Mohammed stated that the identity of the retired permanent
secretary will remain hidden for now so as not to jeopadise the level of
investigations.
Mohammed said the Code of Conduct Bureau (CCB) will, from next
year, commence electronic asset declaration to facilitate compliance,
including the search and retrieval of data on the assets of public
officers, as part of its comprehensive anti-corruption strategy.
He noted that government was not just obsessed about prosecution
alone, but was also taking preventive measures to make corruption
unattractive.
Mohammed itemised some milestones of the administration’s
anti-corruption strategy to include the recovery of 40 brand new SUVs
and other vehicles from an unnamed former permanent secretary, who
single-handedly appropriated the vehicles to himself, strict enforcement
of the Treasury Single Account (TSA) and the constant fishing out of
ghost workers in the public service, among others.
“In this regard, government will also escalate the use of
non-conviction-based asset recovery methods to boost revenue and
diminish corruption and the perception that crime pays or criminals can
keep their loot. The Federal Government is getting Nigerians in diaspora
and international civil society organisations involved in the campaign
for the return of looted assets,’’ the minister stated.

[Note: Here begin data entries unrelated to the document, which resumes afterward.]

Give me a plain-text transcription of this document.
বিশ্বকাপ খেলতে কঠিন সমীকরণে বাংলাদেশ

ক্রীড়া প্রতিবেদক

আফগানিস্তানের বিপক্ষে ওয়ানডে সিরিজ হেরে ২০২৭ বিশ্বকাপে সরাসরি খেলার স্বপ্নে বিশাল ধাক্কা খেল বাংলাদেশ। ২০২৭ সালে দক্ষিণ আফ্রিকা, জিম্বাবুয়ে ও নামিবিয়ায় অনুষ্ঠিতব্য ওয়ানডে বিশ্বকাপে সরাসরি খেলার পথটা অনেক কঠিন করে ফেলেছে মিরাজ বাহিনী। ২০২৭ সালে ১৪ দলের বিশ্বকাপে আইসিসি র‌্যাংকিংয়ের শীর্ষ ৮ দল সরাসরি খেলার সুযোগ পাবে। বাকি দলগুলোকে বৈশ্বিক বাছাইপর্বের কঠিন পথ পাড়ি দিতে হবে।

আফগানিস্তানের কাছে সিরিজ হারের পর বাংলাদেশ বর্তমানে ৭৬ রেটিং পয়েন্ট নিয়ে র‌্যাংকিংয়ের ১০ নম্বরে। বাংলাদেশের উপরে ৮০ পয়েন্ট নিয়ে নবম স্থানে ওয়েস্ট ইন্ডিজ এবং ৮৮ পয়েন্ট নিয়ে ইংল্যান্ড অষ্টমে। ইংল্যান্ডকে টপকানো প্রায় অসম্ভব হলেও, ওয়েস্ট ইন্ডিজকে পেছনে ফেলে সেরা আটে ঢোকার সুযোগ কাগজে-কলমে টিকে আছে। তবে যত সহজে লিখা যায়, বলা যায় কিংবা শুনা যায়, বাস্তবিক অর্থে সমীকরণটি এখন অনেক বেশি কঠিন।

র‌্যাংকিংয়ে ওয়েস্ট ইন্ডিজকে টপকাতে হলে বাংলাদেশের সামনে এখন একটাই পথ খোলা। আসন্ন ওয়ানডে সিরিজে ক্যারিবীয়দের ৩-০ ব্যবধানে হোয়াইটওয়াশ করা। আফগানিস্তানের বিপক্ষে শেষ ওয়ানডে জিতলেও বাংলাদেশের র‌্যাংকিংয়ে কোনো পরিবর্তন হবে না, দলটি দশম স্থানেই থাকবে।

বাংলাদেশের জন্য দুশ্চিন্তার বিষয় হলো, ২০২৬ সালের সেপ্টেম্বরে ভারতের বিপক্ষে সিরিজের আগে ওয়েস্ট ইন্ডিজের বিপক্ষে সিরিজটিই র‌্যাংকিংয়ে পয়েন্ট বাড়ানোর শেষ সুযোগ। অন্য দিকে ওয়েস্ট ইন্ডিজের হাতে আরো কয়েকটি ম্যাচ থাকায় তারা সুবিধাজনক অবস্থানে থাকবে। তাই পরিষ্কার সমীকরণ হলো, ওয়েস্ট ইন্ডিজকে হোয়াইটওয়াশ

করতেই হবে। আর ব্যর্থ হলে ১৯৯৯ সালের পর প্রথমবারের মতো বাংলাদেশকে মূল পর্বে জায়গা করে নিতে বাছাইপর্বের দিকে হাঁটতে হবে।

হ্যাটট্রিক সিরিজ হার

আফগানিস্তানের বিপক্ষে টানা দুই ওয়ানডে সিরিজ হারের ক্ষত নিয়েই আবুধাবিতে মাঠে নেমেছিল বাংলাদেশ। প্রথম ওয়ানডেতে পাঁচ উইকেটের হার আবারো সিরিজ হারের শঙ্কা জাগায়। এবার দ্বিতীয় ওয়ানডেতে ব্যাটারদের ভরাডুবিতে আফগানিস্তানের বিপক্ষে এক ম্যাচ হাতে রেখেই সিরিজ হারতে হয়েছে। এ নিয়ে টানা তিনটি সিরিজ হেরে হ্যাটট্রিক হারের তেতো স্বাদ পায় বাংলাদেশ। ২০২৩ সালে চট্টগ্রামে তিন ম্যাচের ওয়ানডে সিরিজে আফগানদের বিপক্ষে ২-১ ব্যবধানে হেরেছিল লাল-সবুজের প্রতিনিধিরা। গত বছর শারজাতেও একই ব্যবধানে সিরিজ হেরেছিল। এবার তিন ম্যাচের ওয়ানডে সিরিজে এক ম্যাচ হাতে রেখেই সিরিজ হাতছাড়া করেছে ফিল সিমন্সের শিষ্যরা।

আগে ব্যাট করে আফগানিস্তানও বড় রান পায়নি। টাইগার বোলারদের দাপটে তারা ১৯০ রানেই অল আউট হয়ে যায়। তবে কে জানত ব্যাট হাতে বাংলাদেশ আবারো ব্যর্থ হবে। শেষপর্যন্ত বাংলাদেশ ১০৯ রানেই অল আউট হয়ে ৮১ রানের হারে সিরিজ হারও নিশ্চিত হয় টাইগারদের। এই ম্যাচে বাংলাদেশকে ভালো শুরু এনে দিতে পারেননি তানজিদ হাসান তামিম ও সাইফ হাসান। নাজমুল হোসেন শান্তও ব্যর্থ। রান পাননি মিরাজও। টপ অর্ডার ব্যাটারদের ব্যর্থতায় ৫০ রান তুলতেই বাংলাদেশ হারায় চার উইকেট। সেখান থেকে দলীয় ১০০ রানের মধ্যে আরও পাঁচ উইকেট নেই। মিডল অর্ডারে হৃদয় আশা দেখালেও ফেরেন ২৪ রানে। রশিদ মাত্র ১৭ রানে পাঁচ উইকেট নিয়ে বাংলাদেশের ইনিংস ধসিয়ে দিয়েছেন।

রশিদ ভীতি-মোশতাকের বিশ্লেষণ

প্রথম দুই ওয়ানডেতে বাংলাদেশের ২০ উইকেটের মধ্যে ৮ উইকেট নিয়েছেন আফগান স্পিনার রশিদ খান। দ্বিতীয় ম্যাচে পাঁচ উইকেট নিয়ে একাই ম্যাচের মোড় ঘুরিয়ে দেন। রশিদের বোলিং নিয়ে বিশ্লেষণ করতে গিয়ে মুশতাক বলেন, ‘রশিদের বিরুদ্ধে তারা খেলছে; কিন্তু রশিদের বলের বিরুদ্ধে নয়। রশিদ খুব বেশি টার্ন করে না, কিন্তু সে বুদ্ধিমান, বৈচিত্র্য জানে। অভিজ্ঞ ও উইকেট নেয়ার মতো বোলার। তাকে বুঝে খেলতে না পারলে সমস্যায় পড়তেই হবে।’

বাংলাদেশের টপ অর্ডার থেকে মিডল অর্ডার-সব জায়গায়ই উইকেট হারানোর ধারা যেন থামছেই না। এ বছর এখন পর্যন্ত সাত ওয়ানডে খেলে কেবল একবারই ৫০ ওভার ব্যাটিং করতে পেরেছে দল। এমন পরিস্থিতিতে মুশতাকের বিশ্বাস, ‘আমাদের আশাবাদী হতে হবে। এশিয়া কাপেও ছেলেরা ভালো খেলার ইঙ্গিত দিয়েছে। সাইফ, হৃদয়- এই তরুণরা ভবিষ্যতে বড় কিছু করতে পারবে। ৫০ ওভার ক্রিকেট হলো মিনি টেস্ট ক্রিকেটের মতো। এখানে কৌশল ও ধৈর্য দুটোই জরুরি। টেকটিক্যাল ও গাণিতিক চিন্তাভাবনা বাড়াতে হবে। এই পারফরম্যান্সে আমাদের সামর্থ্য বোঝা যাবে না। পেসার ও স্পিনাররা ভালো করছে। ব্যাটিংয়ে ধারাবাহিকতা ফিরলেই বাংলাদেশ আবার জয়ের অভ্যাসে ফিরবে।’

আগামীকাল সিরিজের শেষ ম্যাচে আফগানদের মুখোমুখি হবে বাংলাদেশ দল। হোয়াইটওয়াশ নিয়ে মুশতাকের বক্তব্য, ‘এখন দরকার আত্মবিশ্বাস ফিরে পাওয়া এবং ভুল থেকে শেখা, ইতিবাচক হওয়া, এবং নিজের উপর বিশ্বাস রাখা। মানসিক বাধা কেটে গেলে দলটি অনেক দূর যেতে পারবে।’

Other measures already perfected to strengthen the anti-corruption
fight, Mohammed said, were the establishment of the Presidential
Advisory Committee Against Corruption (PACAC), Presidential Committee on
Asset Recovery and the Asset Tracing Committee; the setting up of an
Asset Register as well as the Whistleblower policy.
Besides, he said PACAC was working with relevant Ministries,
Departments and Agencies (MADs), especially the National Bureau of
Statistics (NBS), to improve data collection on corruption indicators
generally.
The minister stated that it was on the recommendation of PACAC that
a centralised management of recovered looted assets was put in place,
through the Central Asset Management Committee under the leadership of
Minister of Finance as legal custodian of government assets.
He emphasised that the move has reduced the opportunity for
re-looting of recovered assets as was prevalent under the previous
regime, explaining that the “EFCC, ICPC and all asset recovery law
enforcement agencies are mandatorily required to furnish the Minister of
Finance with full details of recovered asset whether cash or
otherwise.”
He assured that data reconciliation will soon be completed and the information made available to the public.